Associate Professor Mike Grimshaw has had the following book published by Plagrave-Macmillan Press in the USA: The Counter-Narratives of Radical Theology and Popular Music - Songs of Fear and Trembling (available at the end of this week).

April

Professor Patrick McAllister has been invited to visit School of Ethnology and Sociology, South-Central University for Nationalities of China from 27 April to 2 May. During his stay there, he will give a series of talks and seminars to staff, postgraduate and undergraduate students. Patrick's visit is an important step towards establishing a long-term collaboration between Department of Sociology and Anthropology of UC and School of Ethnology and Sociology, South-Central University for Nationalities of China.

On Friday May 2 Piers Locke is giving a talk for The Department of Anthropology seminar series, University of Otago. He will be giving a presentation titled: "Interspecies Intersections: Ethnoprimatology and Ethnoelephantology".  Piers Locke has also published a short article on "Religion, Scholarship, and Censorship in India" for Academic Freedom Aotearoa.

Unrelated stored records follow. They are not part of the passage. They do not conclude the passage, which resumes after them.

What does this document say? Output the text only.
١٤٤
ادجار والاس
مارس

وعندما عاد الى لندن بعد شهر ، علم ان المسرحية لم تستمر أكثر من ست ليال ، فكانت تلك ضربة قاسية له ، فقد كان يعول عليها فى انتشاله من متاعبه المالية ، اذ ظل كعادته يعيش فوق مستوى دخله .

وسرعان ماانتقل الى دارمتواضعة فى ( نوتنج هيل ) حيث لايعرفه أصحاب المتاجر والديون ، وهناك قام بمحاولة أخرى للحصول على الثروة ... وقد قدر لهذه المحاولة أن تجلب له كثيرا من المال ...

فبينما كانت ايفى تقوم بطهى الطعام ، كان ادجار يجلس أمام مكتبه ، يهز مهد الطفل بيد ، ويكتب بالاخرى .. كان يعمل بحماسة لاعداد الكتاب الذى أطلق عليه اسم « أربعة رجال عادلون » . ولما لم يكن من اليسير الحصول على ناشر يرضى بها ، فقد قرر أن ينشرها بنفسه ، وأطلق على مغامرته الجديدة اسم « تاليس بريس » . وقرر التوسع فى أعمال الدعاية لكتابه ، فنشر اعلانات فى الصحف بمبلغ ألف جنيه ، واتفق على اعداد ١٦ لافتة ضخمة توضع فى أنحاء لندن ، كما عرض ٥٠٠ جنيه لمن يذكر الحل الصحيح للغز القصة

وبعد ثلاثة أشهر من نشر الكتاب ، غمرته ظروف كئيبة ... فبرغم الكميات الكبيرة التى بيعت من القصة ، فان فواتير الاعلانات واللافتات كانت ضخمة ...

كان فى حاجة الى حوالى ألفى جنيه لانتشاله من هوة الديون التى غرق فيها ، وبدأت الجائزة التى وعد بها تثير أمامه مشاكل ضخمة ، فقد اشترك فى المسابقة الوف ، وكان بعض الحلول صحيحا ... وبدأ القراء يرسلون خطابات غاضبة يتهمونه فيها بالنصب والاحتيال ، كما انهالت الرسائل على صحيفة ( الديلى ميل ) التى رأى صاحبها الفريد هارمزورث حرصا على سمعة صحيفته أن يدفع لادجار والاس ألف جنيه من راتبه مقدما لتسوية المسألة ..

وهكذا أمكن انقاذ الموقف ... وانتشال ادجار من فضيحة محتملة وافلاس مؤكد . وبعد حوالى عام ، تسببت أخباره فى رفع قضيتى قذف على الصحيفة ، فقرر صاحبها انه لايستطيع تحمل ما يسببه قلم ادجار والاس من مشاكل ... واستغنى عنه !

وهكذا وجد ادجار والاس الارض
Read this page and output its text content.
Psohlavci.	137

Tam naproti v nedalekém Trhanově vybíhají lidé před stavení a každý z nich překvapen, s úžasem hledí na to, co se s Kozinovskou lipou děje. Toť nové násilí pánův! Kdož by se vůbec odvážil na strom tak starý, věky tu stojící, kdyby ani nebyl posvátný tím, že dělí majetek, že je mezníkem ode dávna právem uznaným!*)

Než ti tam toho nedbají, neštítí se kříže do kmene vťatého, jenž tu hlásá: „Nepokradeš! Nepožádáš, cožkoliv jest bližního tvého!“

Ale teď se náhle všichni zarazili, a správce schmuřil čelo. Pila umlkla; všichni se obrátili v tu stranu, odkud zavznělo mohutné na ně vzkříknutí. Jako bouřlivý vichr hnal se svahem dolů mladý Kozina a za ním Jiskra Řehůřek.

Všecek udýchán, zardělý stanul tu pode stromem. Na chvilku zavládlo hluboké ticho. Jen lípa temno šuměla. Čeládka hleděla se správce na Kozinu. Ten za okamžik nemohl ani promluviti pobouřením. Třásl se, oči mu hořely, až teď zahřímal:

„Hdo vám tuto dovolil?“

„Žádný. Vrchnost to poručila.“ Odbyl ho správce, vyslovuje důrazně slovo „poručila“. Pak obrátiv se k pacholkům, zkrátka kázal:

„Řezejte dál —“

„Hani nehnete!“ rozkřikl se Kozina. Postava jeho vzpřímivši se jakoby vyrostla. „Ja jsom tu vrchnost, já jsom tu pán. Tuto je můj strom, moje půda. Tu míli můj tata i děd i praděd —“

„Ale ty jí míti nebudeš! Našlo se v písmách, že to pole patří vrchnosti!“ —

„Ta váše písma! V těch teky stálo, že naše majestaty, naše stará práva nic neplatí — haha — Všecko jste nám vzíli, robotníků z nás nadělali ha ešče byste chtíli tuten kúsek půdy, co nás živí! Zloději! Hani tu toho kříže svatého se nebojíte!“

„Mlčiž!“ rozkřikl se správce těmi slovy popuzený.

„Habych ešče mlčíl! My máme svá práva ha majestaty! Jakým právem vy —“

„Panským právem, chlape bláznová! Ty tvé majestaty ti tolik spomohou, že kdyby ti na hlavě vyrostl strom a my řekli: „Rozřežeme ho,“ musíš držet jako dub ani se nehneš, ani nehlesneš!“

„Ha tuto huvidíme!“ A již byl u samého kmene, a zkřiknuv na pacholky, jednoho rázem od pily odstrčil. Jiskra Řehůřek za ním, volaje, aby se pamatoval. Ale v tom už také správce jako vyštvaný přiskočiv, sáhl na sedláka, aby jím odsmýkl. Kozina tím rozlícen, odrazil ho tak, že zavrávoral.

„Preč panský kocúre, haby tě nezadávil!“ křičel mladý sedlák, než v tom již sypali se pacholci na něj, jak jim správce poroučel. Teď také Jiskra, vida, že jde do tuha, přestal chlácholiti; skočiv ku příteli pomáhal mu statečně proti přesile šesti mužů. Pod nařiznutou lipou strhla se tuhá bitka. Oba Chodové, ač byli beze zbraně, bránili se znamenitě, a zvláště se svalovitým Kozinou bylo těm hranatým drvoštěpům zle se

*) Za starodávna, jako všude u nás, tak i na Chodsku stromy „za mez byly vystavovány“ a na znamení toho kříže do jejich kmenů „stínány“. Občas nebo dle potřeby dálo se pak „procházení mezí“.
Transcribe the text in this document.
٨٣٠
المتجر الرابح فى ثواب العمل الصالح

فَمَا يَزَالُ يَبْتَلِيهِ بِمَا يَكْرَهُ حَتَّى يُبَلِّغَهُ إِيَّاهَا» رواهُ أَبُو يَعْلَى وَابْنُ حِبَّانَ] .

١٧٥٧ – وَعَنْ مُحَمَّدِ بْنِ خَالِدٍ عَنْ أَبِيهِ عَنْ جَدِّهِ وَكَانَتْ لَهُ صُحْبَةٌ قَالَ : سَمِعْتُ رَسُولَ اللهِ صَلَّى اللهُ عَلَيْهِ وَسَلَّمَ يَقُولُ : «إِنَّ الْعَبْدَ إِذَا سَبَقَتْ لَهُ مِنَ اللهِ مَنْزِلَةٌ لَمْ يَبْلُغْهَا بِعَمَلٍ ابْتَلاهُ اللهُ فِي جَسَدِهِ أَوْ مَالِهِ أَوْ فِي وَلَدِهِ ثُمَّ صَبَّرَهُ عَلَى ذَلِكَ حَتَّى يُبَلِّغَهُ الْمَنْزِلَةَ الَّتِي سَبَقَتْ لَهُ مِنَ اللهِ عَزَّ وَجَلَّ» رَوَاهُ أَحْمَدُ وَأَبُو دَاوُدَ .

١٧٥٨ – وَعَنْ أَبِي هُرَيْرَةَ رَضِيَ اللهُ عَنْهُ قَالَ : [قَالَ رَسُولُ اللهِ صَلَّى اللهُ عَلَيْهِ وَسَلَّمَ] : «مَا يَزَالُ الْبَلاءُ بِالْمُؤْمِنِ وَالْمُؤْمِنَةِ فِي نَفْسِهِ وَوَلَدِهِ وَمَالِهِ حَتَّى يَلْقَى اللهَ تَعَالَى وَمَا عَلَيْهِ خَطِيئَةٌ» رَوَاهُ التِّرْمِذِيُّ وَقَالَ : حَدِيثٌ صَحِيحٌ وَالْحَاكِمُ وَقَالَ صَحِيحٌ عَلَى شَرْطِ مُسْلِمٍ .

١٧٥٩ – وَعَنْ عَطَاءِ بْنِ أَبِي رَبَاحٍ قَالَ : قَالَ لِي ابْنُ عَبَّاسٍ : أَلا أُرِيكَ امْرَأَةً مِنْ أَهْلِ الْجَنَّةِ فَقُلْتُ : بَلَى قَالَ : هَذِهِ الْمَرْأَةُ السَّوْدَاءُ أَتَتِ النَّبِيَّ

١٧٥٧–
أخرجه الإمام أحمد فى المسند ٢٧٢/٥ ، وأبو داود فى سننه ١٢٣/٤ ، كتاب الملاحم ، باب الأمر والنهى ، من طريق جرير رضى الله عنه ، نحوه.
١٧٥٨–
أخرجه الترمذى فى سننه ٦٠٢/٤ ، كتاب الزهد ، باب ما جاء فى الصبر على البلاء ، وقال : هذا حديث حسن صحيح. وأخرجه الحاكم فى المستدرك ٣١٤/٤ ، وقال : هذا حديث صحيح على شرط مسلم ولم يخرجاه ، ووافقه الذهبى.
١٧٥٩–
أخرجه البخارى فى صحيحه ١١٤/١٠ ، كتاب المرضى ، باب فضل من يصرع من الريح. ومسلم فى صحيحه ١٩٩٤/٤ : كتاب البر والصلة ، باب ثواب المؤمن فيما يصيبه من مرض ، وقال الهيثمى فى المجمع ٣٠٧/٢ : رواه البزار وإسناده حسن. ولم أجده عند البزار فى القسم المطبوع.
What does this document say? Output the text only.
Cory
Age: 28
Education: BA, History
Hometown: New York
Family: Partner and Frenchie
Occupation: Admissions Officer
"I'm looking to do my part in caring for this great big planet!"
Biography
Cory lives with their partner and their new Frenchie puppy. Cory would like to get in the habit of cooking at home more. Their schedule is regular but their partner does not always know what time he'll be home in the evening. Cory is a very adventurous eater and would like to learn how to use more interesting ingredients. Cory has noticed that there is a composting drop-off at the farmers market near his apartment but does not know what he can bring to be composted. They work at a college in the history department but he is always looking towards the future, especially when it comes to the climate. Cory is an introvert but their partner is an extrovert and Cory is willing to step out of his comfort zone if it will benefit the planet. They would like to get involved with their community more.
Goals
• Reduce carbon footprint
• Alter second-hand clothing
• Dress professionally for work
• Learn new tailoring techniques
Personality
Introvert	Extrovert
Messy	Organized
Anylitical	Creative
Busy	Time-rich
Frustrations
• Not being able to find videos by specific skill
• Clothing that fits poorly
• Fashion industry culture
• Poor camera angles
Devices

Greg Newbold recently attended the Leading Justice Symposium organised by the Minister of Justice at Parliament House. Opened by the Prime Minister, the objective of the symposium was to assist the government in mapping the way for justice policy over the next decade. The meeting consisted of 60 invited specialists, including chief executives of police, corrections, justice, the NZ parole board, several high court judges including the Chief Justice, and a handful of renowned academics from Australia and the UK. Greg Newbold was one of the 17 participants, and the only NZ academic, invited to present at the forum.  

March

International Conference - Aditya Malik has been invited to participate in an international conference on "The relevance of traditional cultures for the present and the future" organised by the India International Centre-Asia Project in New Delhi from 24-26 March. The purpose of the conference is to "bring together intellectuals from different countries of Asia, Africa and Latin America who have reflected and will reflect on the fundamental questions whether the long civilisational histories of these countries, with their rich and varied knowledge systems and cultural traditions, have a meaningful and significant role to play in the contemporary world and certainly the world of the future." Conferences participants include academics, thinkers, writers and social activists from Brazil, Mexico, Benin, Ghana, Egypt, Greece, U.K., Russia, Austria, Vietnam, Indonesia, India, China and other countries. Aditya's presentation is entitled: "Articulations of Being: Reflections on the crisis of modern civilisation."